We are doing a **random walk** on the metagraph. Each plan is represented by a
node in the
metagraph. Every half-second, the walk takes a random step to one of the neighbors of the current
plan. This algorithm
is remarkable for three important reasons. The first is its simplicity—the demo above
is running live off
of
about 50 lines of JavaScript, in your browser, right now. The second is the effectiveness and
speed. While it
would take a long time to enumerate *all* of the legal districting plans, we can
definitely
enumerate a huge chunk of them very quickly. The third is that the process often rapidly
converges to a truly
representative sample of the full universe.

### Introducing MCMC: A Demo

This kind of sampling algorithm is called a * Markov chain Monte Carlo*
method, or MCMC
for short. These are incredibly powerful tools for sampling, approximation, and optimization
in settings where it
is difficult to get your hands on the object you're interested in, such as the space of all
valid districting
plans.

Once again, you can select a distribution of voters below. This time you can design a plan by clicking and right-clicking the cells to change their district assignment, or press the 'Random Plan' button to have the random walk choose one for you. Once you have a valid plan, press the 'MCMC Sampler' button to generate a histogram. The Blue bar represents the number of seats your distribution of voters the Hearts Party wins under your selected plan, and the histogram bars show the seat shares for a sample of 1,000 plans generated by the MCMC random walk.
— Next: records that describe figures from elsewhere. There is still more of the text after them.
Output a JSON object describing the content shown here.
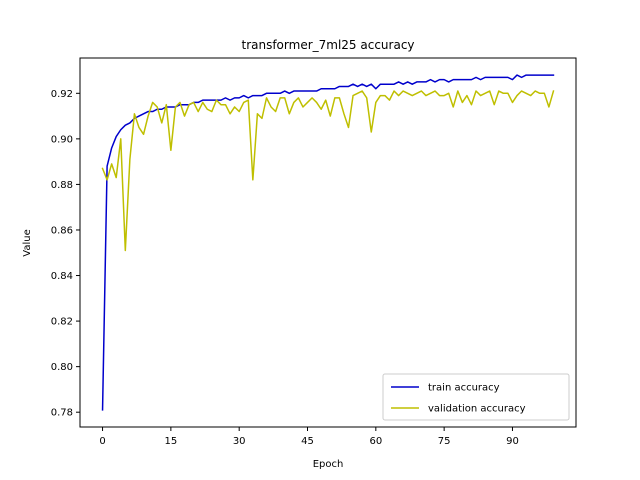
{
  "chart_data": {
    "type": "line",
    "title": "transformer_7ml25 accuracy",
    "xlabel": "Epoch",
    "ylabel": "Value",
    "xlim": [
      -4.95,
      103.95
    ],
    "ylim": [
      0.7735,
      0.9355
    ],
    "xticks": [
      0,
      15,
      30,
      45,
      60,
      75,
      90
    ],
    "yticks": [
      0.78,
      0.8,
      0.82,
      0.84,
      0.86,
      0.88,
      0.9,
      0.92
    ],
    "ytick_labels": [
      "0.78",
      "0.80",
      "0.82",
      "0.84",
      "0.86",
      "0.88",
      "0.90",
      "0.92"
    ],
    "grid": false,
    "legend_position": "lower right",
    "x": [
      0,
      1,
      2,
      3,
      4,
      5,
      6,
      7,
      8,
      9,
      10,
      11,
      12,
      13,
      14,
      15,
      16,
      17,
      18,
      19,
      20,
      21,
      22,
      23,
      24,
      25,
      26,
      27,
      28,
      29,
      30,
      31,
      32,
      33,
      34,
      35,
      36,
      37,
      38,
      39,
      40,
      41,
      42,
      43,
      44,
      45,
      46,
      47,
      48,
      49,
      50,
      51,
      52,
      53,
      54,
      55,
      56,
      57,
      58,
      59,
      60,
      61,
      62,
      63,
      64,
      65,
      66,
      67,
      68,
      69,
      70,
      71,
      72,
      73,
      74,
      75,
      76,
      77,
      78,
      79,
      80,
      81,
      82,
      83,
      84,
      85,
      86,
      87,
      88,
      89,
      90,
      91,
      92,
      93,
      94,
      95,
      96,
      97,
      98,
      99
    ],
    "series": [
      {
        "name": "train accuracy",
        "color": "#0000cc",
        "values": [
          0.781,
          0.888,
          0.896,
          0.901,
          0.904,
          0.906,
          0.907,
          0.909,
          0.91,
          0.911,
          0.912,
          0.912,
          0.913,
          0.913,
          0.914,
          0.914,
          0.914,
          0.915,
          0.915,
          0.915,
          0.916,
          0.916,
          0.917,
          0.917,
          0.917,
          0.917,
          0.917,
          0.918,
          0.917,
          0.918,
          0.918,
          0.919,
          0.918,
          0.919,
          0.919,
          0.919,
          0.92,
          0.92,
          0.92,
          0.92,
          0.921,
          0.92,
          0.921,
          0.921,
          0.921,
          0.921,
          0.921,
          0.921,
          0.922,
          0.922,
          0.922,
          0.922,
          0.923,
          0.923,
          0.923,
          0.924,
          0.923,
          0.924,
          0.923,
          0.924,
          0.922,
          0.924,
          0.924,
          0.924,
          0.924,
          0.925,
          0.924,
          0.925,
          0.924,
          0.925,
          0.925,
          0.925,
          0.926,
          0.925,
          0.926,
          0.926,
          0.925,
          0.926,
          0.926,
          0.926,
          0.926,
          0.926,
          0.927,
          0.926,
          0.927,
          0.927,
          0.927,
          0.927,
          0.927,
          0.927,
          0.926,
          0.928,
          0.927,
          0.928,
          0.928,
          0.928,
          0.928,
          0.928,
          0.928,
          0.928
        ]
      },
      {
        "name": "validation accuracy",
        "color": "#bfbf00",
        "values": [
          0.887,
          0.882,
          0.889,
          0.883,
          0.9,
          0.851,
          0.891,
          0.911,
          0.905,
          0.902,
          0.91,
          0.916,
          0.914,
          0.907,
          0.915,
          0.895,
          0.914,
          0.916,
          0.91,
          0.915,
          0.916,
          0.912,
          0.916,
          0.913,
          0.912,
          0.917,
          0.915,
          0.915,
          0.911,
          0.914,
          0.912,
          0.916,
          0.917,
          0.882,
          0.911,
          0.909,
          0.918,
          0.914,
          0.912,
          0.918,
          0.918,
          0.911,
          0.916,
          0.918,
          0.914,
          0.916,
          0.918,
          0.916,
          0.913,
          0.917,
          0.91,
          0.918,
          0.918,
          0.911,
          0.905,
          0.919,
          0.92,
          0.921,
          0.918,
          0.903,
          0.916,
          0.919,
          0.919,
          0.917,
          0.921,
          0.919,
          0.921,
          0.92,
          0.919,
          0.92,
          0.921,
          0.919,
          0.92,
          0.921,
          0.919,
          0.919,
          0.92,
          0.914,
          0.921,
          0.916,
          0.919,
          0.915,
          0.921,
          0.919,
          0.92,
          0.921,
          0.915,
          0.921,
          0.92,
          0.92,
          0.916,
          0.919,
          0.921,
          0.92,
          0.919,
          0.921,
          0.92,
          0.92,
          0.914,
          0.921
        ]
      }
    ]
  }
}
If the Blue bar is to the left of most of the mass of the histogram, it means that the nearby sample found a lot of plans that gave more seats to the Hearts Party than yours. If the Blue bar is to the right of most of the mass, it means that the sampler found a lot of plans which give more seats to the Clubs Party than yours.

#### Design a distribution $\Delta$

Click cells to toggle

#### Design a plan $\mathcal D$

Click cells change their district assignments

#### Is your plan an outlier for this distribution?

Number of ♥ seats

If you leave your distribution of voters alone and click the Sample button multiple times,
the histogram will
change, but not by too much, and the general shape will still be the same. This is because
even though 1,000 is a
very small number compared to 158,753,814—less than one percent of one
percent—it's still a large
enough sample of
plans to be a fairly **representative** of the whole collection of plans. How to
do this in the real
world where we need to draw districts on states and municipalities which may have hundreds or
thousands of cells
is a hot area of research in redistricting.

Sampling real-world districting plans is of course much more complex than sampling on the grid, but fundamentally the idea of the random walk is the same. When you change the details of how you conduct the random walk, you change the "stationary distribution" of the walk—in other words, it changes the probability of seeing any particular plan after you do the random walk for a long time. The scientific community is currently spending lots of energy to understand the details of how to conduct these walks to come to the strongest conclusions about the universe of redistricting possibilities.